Mais de 100 pessoas participam da mobilização nesta segunda-feira; protesto interrompe circulação de trens de carga e cobra liberação de recursos federais para aquisição de área rural
Mais de 100 manifestantes bloquearam, na manhã desta segunda-feira (10), um trecho da Ferrovia Norte-Sul nas proximidades do terminal de Palmeirante, no Tocantins. A mobilização interrompeu a circulação de trens de carga no trecho entre Estreito (MA) e Colinas do Tocantins.
As informações foram divulgadas pela Comissão Pastoral da Terra (CPT) Regional Araguaia-Tocantins. Segundo a entidade, participam do ato integrantes de aproximadamente 15 comunidades camponesas, mobilizadas pela Articulação Camponesa de Luta pela Terra e Defesa dos Territórios do Tocantins e pelo Movimento dos Trabalhadores Rurais Sem Terra (MST).

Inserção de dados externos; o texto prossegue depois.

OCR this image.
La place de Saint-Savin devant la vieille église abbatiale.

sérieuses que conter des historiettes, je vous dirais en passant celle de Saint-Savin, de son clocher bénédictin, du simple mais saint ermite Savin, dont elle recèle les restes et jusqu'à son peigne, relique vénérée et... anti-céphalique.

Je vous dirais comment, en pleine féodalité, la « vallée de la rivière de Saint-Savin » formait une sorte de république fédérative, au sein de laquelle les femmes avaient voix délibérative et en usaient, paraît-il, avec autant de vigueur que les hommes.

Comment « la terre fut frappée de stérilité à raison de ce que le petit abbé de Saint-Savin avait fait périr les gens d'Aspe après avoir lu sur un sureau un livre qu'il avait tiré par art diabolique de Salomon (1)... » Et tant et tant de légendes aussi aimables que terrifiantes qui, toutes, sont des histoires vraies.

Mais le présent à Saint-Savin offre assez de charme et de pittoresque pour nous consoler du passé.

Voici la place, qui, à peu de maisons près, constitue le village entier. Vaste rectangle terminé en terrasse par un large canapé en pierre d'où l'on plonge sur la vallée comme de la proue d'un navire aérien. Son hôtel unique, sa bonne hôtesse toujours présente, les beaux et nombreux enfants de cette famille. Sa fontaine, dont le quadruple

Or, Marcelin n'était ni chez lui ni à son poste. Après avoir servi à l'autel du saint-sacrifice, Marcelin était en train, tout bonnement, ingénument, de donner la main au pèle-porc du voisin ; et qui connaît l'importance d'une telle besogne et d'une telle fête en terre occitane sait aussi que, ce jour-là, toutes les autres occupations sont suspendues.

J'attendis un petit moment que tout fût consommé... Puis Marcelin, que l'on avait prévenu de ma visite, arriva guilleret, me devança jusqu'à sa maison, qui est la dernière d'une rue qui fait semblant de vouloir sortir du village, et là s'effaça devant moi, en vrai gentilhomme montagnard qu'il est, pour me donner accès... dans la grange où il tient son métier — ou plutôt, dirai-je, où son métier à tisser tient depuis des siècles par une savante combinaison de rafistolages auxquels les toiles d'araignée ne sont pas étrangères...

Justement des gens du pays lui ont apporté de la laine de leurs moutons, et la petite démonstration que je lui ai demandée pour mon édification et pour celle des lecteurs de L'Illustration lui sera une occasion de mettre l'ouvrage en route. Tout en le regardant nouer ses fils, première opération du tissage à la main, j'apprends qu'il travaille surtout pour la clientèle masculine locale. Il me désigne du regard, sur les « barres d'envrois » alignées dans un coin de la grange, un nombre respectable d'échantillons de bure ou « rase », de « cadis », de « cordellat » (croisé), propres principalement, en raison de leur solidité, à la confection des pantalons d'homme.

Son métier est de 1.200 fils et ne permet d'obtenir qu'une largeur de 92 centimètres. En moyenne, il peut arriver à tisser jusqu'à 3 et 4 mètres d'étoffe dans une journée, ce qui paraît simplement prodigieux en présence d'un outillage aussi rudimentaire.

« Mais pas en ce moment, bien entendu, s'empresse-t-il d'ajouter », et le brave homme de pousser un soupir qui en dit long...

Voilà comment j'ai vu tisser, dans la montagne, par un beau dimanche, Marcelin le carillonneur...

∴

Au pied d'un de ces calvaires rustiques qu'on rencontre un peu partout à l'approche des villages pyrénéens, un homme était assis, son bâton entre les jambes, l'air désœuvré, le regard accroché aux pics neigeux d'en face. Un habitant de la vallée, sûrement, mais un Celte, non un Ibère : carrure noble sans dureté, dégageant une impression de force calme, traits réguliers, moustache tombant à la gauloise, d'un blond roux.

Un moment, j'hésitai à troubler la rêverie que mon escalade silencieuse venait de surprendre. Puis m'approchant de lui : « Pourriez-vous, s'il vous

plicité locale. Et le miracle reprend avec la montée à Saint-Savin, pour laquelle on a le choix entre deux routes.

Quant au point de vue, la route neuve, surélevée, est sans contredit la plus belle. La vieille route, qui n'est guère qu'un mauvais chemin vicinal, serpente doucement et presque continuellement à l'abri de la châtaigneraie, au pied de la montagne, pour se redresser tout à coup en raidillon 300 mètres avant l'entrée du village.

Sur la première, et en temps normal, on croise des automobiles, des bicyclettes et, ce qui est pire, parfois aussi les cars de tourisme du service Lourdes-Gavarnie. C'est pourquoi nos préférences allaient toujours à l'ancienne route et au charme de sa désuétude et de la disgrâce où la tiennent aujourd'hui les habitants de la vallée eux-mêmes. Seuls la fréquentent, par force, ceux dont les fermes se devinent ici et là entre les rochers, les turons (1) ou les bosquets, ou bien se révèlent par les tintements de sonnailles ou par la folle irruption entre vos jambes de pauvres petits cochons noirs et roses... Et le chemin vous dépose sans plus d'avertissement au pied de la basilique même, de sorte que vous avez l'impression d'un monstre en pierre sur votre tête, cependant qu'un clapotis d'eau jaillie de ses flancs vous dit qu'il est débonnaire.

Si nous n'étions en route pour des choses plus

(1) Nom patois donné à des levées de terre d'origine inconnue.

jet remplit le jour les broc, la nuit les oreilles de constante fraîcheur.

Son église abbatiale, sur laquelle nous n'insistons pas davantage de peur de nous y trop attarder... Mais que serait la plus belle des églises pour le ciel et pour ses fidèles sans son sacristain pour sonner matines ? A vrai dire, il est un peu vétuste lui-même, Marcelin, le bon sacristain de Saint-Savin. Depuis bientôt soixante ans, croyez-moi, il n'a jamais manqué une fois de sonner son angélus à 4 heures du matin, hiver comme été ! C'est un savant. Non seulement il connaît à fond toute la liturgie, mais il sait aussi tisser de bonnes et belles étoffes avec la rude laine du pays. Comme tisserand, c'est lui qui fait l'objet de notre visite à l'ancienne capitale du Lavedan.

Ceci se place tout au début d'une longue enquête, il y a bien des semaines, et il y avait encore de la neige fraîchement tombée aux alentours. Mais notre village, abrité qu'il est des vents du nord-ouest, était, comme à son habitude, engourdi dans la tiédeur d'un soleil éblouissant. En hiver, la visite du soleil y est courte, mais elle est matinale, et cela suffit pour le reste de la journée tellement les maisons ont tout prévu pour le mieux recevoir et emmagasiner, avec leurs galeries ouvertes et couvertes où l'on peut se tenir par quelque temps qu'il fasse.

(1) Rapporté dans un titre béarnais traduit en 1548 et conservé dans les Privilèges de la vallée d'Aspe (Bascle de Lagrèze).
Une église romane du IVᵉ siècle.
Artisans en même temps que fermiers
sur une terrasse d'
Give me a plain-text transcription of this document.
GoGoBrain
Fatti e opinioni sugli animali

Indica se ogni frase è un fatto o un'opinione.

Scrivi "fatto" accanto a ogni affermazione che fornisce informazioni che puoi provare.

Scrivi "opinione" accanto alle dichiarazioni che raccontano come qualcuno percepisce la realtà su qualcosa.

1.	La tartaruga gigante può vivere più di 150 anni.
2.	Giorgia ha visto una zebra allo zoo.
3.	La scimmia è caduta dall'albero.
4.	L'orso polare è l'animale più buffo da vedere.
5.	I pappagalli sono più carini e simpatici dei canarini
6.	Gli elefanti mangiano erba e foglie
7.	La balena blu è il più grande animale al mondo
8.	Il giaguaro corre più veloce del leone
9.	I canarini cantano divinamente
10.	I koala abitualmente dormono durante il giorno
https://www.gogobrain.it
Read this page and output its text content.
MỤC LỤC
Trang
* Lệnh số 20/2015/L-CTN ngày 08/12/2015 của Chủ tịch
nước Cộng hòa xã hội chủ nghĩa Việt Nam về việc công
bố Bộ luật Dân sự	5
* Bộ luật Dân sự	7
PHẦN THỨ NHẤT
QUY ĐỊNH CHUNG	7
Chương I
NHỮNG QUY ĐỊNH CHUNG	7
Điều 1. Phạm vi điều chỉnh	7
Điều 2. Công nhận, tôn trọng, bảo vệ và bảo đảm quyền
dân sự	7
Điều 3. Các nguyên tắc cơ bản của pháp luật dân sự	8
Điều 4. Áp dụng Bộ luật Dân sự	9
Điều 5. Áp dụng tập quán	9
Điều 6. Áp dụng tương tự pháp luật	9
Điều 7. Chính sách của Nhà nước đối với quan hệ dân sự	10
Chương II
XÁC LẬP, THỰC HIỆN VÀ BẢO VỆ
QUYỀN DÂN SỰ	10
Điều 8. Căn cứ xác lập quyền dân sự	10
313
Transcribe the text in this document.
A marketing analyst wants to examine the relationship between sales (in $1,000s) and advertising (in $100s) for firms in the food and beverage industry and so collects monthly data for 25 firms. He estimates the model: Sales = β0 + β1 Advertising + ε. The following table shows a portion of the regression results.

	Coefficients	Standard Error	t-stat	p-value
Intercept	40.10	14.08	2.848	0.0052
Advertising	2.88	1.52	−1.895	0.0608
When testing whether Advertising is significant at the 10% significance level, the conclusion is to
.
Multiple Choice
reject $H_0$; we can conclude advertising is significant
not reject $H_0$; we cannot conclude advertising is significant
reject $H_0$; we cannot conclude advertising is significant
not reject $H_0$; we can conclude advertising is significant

De acordo com a CPT, a manifestação ocorre de forma pacífica e foi iniciada por tempo indeterminado. Os participantes afirmam que permanecerão mobilizados até que seja estabelecido diálogo com representantes do Governo Federal.
Manifestantes cobram conclusão de processo
A principal reivindicação está relacionada à situação de 27 famílias do Acampamento Gabriel Filho. Os manifestantes cobram a conclusão, pelo Instituto Nacional de Colonização e Reforma Agrária (Incra), da aquisição da Fazenda Recreio/Freitas, área de 969 hectares localizada em Palmeirante, para a implantação do Projeto de Assentamento Gabriel Filho.
Segundo a CPT, o processo ocorre no âmbito do Decreto nº 433/1992, que trata da aquisição de imóveis rurais para fins de reforma agrária.
A entidade informa ainda que a aquisição da propriedade foi autorizada pela Portaria Incra nº 48/2026, mas que a conclusão do processo depende da liberação de recursos orçamentários.
Conforme a organização, o procedimento teria sido afetado pelo bloqueio de despesas do orçamento federal estabelecido pelo Decreto nº 12.990/2026. Os movimentos defendem que o Governo Federal disponibilize os recursos necessários para concluir a compra da propriedade e formalizar a criação do assentamento.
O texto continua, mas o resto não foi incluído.